SNCA encodes α-synuclein proteins, which abnormally accumulate in PD as a major component of Lewy bodies. Observational studies in cases and families have reported RBD in PD patients carrying various variants of SNCA, such as A53T variant, duplications [63] and triplications [64]. However, two studies on the risk of RBD in PD patients carrying SNCA A53T [49, 50] demonstrated contradictory results. As for the prodromal stage of PD, carriers of SNCA A53T reported RBD before the appearance of motor symptoms in a longitudinal study [51]. Moreover, SNCA methylation may play a role in the process of SNCA expression, which is associated with RBD. Previous studies have found hypomethylation in the promoter and intron 1 regions of SNCA in idiopathic RBD patients and PD patients compared to HCs [65].

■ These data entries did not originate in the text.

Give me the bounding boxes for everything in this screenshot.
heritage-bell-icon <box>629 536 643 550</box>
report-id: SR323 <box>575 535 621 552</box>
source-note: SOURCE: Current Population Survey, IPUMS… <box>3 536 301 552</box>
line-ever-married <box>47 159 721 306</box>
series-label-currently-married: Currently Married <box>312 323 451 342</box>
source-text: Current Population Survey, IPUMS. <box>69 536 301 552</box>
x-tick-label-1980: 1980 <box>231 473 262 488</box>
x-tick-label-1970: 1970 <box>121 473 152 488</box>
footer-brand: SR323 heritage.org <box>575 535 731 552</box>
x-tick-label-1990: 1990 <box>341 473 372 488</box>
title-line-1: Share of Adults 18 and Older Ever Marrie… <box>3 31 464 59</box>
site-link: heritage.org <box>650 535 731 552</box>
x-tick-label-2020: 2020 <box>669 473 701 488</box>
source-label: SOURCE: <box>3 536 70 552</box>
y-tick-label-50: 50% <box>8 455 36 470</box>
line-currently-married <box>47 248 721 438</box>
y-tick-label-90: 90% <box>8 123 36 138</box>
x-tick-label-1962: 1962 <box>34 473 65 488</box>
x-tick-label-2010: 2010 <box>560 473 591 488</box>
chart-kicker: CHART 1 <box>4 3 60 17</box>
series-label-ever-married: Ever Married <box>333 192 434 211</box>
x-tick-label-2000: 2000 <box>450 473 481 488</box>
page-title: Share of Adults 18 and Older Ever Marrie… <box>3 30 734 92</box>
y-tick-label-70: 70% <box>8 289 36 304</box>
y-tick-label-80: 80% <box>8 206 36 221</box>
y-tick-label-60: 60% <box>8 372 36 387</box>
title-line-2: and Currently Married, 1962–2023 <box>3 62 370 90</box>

Patients carrying GBA, LRRK2, PRKN, or SNCA variants have different manifestations and pathogeneses in essence. Patients with SNCA, LRRK2, or GBA variants have peripheral synucleinopathy, while patients with PRKN variants do not [59]. Moreover, PD patients with PRKN variants mostly lack α-synuclein deposition in the brain and part of PD patients with LRRK2 variants have α-synuclein deposition in the central nervous system. GBA, LRRK2 and SNCA variants are associated with lysosomal dysfunction, while the PRKN variant is directly involved in mitochondrial functions [66]. It has been proposed that patients with GBA or SNCA variants typically have initial pathological α-synuclein originating in the enteric and autonomic nervous systems, whereas patients with LRRK2 or PRKN variants have initial α-synuclein pathology originating in the brain [67].

Limitations

This systematic review and meta-analysis had some limitations. First, the studies included were associated with various disease durations and ages of patients at enrollment. Due to the limited number of studies, we did not perform a pooled analysis stratified by disease duration or age, even though the meta-regression showed that age, sex, disease duration, disease stage and cognitive status did not contribute to the heterogeneity of enrolled studies. Second, the included studies were conducted in different countries, indicating different genetic characteristics due to different regions. It is worth mentioning that studies on LRRK2 G2385R were from Asian regions since this risk variant of PD is more common in individuals of Asian descent. In contrast, the LRRK2 G2019S variant is rare in Asian populations. Third, the limited case–control studies of SNCA variants restricted us from performing quantitative analysis, even though SNCA is a causative gene for PD and directly correlates to pathological hallmark of PD. Moreover, other causative genes of PD, such as PINK1 and DJ-1, were not discussed in this meta-analysis due to the lack of original studies. Fourth, most diagnoses of sleep disturbances in the included studies were made through clinical evaluation scales but not polysomnography; therefore, more accurate techniques such as polysomnography should be used. Moreover, the studies included in the meta-analysis were mostly cross-sectional. A lack of prospective longitudinal study with a larger number of patients may result in a failure to discover the difference in sleep disturbance between cases and controls, especially between genetic asymptomatic carriers and non-carrier controls.

Conclusions

In conclusion, this meta-analysis showed that some PD causative genes are associated with sleep disorders in PD patients at clinical stages, as well as at the asymptomatic stage. GBA variants can increase the risk and severity of RBD in the clinical stages of PD and also increase the severity of RBD in the prodromal stage of PD, while LRRK2 G2019S is negatively associated with RBD in patients with PD. These findings provide evidence that genetic heterogeneities play a role in the development of sleep disturbance, especially RBD, in PD patients and at the prodromal stage of PD. These genetic heterogeneities indicate involvement of several common pathways and pathogenesis between PD and sleep disorders, such as α-synuclein aggregation in both PD and RBD. Longitudinal studies and investigations on more PD causative or risk genes are needed to explore the relations between PD and sleep disorders, leading to precise recognition and target therapy for PD patients and gene carriers prone to sleep disorders, such as RBD in patients and carriers of GBA variants.